Когда я закончил свою речь, верные войска ударили мечами о щиты. Глашатай зачитал имена бунтовщиков, обреченных мною на смерть. Их вывели обнаженными и связанными в середину собрания и тут же казнили. Никто не возвысил голос в их защиту. Зато уцелевшие получили прощение, заново принесли присягу, квестор сполна отсчитал им положенное жалованье. Тридцать пять человек умерщвлённых, тогда как при децимации я бы казнил восемь сотен. Мог ли я обойтись вовсе без крови? Полагаю, что нет — за все прежние годы не случалось подобного бунта среди солдат. Все знали, что воюют за отчество, за очаги и алтари. Даже рабы Гракха не бунтовали, а просто разбрелись, лишившись опеки патрона. В Италии мы чувствовали, как Антей, силу своей земли. Здесь же был чужой мир, незнакомые люди, незнакомый язык, здесь легко было позабыть, зачем каждый из них рискует жизнью и проливает кровь.

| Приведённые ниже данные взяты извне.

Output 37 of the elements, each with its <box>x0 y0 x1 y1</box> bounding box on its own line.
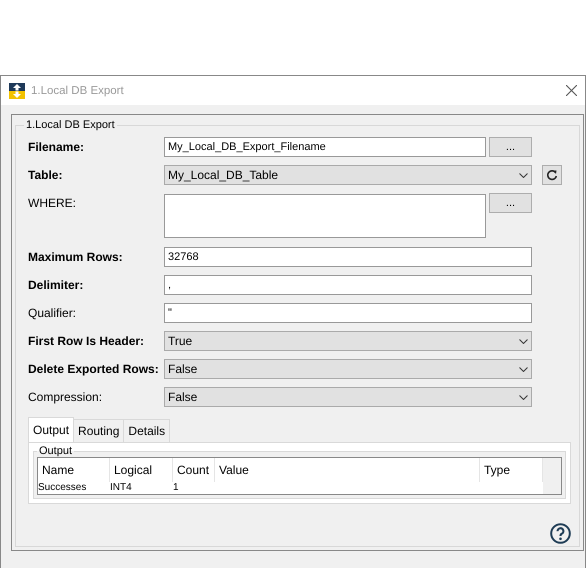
browse-button[interactable]: ... <box>489 137 532 157</box>
text-area[interactable] <box>164 194 486 238</box>
field-label: Table: <box>28 167 64 184</box>
text-field[interactable]: 32768 <box>164 247 532 267</box>
table-cell-text: INT4 <box>110 482 133 494</box>
field-label: Maximum Rows: <box>28 249 124 266</box>
field-label: Delete Exported Rows: <box>28 361 160 378</box>
text-field[interactable]: , <box>164 275 532 295</box>
browse-button[interactable]: ... <box>489 193 532 213</box>
tab[interactable]: Output <box>28 417 74 442</box>
app-logo-icon <box>9 82 25 98</box>
field-label: First Row Is Header: <box>28 333 146 350</box>
group-title: Output <box>38 445 74 457</box>
refresh-icon <box>546 169 558 181</box>
text-field[interactable]: My_Local_DB_Export_Filename <box>164 137 486 157</box>
field-label: Qualifier: <box>28 305 78 322</box>
dropdown[interactable]: True <box>164 331 532 351</box>
field-label: Filename: <box>28 139 86 156</box>
help-icon[interactable] <box>550 523 571 544</box>
chevron-down-icon <box>519 338 528 344</box>
chevron-down-icon <box>519 172 528 178</box>
dropdown[interactable]: False <box>164 387 532 407</box>
group-title: 1.Local DB Export <box>25 119 116 131</box>
refresh-button[interactable] <box>542 165 562 185</box>
close-icon[interactable] <box>566 85 577 96</box>
text-field[interactable]: " <box>164 303 532 323</box>
field-label: Delimiter: <box>28 277 84 294</box>
tab[interactable]: Details <box>123 419 170 442</box>
field-label: WHERE: <box>28 195 77 212</box>
field-label: Compression: <box>28 389 104 406</box>
table-cell-text: 1 <box>173 482 180 494</box>
dropdown[interactable]: My_Local_DB_Table <box>164 165 532 185</box>
window-title: 1.Local DB Export <box>31 84 125 96</box>
chevron-down-icon <box>519 366 528 372</box>
chevron-down-icon <box>519 394 528 400</box>
dropdown[interactable]: False <box>164 359 532 379</box>
table-cell-text: Successes <box>38 482 88 494</box>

Я перечитал свои недавние записи и подумал, что читателю, возможно, предстанет Сципион как ловкий хитрец, умеющий стращать, запугивать, уклоняться от ударов, утаивать, интриговать и тем самым достигать успеха. Думайте что хотите. Но быть может, мы называем хитростью умение рассчитывать чужие шаги и предугадывать будущие удары. Нет особой доблести в том, чтобы яростно молотить кулаками.
* * *
Наверное, я слишком полагался на свое великодушие, задаривая местных царьков и вождей, возвращая им заложников, требуя в ответ только клятв и не распределяя по их городкам гарнизонов и не беря новых заложников. Мне хотелось действовать иначе, нежели пунийцы. Мне мечталось, что местные народы станут нашими подлинными союзниками, а не склонят шеи по принуждению. Разумеется, они оставались лишь хитрыми варварами, которые видели в снисхождении слабость, а в великодушии глупость. Но что еще я мог предложить в условиях войны? У меня не было достаточно войск, чтобы поставить гарнизон в каждом значительном городе на этой земле. Брать в заложники детей и женщин? Но зачем? Если племена восстанут, что мне тогда предстоит — резать этих несчастных за измену мужчин или проявить слабость и не карать? Мне казалось, что великодушие должно куда сильнее привязать их к Риму, нежели угрозы, однако я ошибался. Едва их ушей достигли известия о моей болезни, а потом — о мнимой смерти, как Андобала и Мандоний, те, на кого я возлагал более всего надежд, кому вернул заложников и кому слал щедрые подарки, взбунтовались и первым делом стали грабить племена, что еще сохраняли верность Риму. Так что у меня не было особой возможности отдыхать и набираться сил в Новом Карфагене, и я двинул свою армию на варваров.
Расправиться с ними оказалось трудно, но не слишком. Они заняли неплохую позицию на холме, по всем меркам очень удобную, откуда выкурить их не представлялось никакой возможности. Я, в свою очередь, тоже разбил лагерь на холме, но по другую строну долины, и стал осматриваться. Узкая эта долина показалась мне отличной ловушкой для врагов — надо было только измыслить, как их туда заманить. И я не придумал ничего лучше, чем устроить приманку для варваров, как для диких зверей, приказав выгнать в долину часть нашего скота, что мы гнали за армией, чтобы в дороге резать и тем питаться. Перед таким искушением варвары устоять не смогли. Они кинулись за добычей и тут же были перебиты. Поражение оказалось не только чувствительным, но и унизительным. Иберы не смогли стерпеть столь досадную оплеуху и назавтра же вышли на битву там, где мне было нужно — я зажал их теснине и здесь почти всех перебил, спаслись только те, что остались стоять на холме вместе с вождями.